A Department of Labor directive issued Friday instructs the government not to deny federal contracts to faith-based entities that discriminate in the name of their beliefs.
In a memo sent to staff in the Office of Federal Contract Compliance Programs (OFCCP), Acting Director Craig E. Leen claims the department must “proceed in a manner neutral toward and tolerant of… religious beliefs” when enforcing nondiscrimination laws.
[...] In a statement to INTO, Harper Jean Tobin of the National Center for Transgender Equality claims the memo is a misunderstanding of both the key tenets of the Masterpiece Cakeshop ruling and federal civil rights regulations.
“Religious organizations have ample protections under federal law, but they are not allowed to use federal money to discriminate against people,” says Tobin, who serves as the advocacy group’s director of policy. “The language of this directive is so broad and so vague because it is part of a long line of attempts by this administration to sow confusion and encourage any employer to act on their worst prejudices.”
Shannon Minter, legal director for the National Center for Lesbian Rights, adds that the memo is actually “contrary to established law.”

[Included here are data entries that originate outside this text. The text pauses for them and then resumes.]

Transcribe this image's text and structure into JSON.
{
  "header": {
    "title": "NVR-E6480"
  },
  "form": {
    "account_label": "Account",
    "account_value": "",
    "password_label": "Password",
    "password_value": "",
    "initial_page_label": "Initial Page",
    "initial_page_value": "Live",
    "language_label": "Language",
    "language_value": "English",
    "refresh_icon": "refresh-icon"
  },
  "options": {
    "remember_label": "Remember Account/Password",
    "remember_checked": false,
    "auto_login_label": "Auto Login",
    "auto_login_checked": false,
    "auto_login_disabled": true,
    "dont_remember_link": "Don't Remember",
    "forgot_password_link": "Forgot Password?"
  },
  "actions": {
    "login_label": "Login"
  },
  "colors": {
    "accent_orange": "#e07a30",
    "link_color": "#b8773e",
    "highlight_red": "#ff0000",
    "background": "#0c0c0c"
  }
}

“This directive seems designed to undermine the current requirement that federal contractors may not discriminate based on race, color, religion, sex, sexual orientation, gender identity, national origin, disability, or status as a protected veteran,” Minter claims in comments emailed to INTO. “In the past, the Department of Labor has made clear that religious contractors may prefer members of their religion, but may not discriminate on any of those bases.”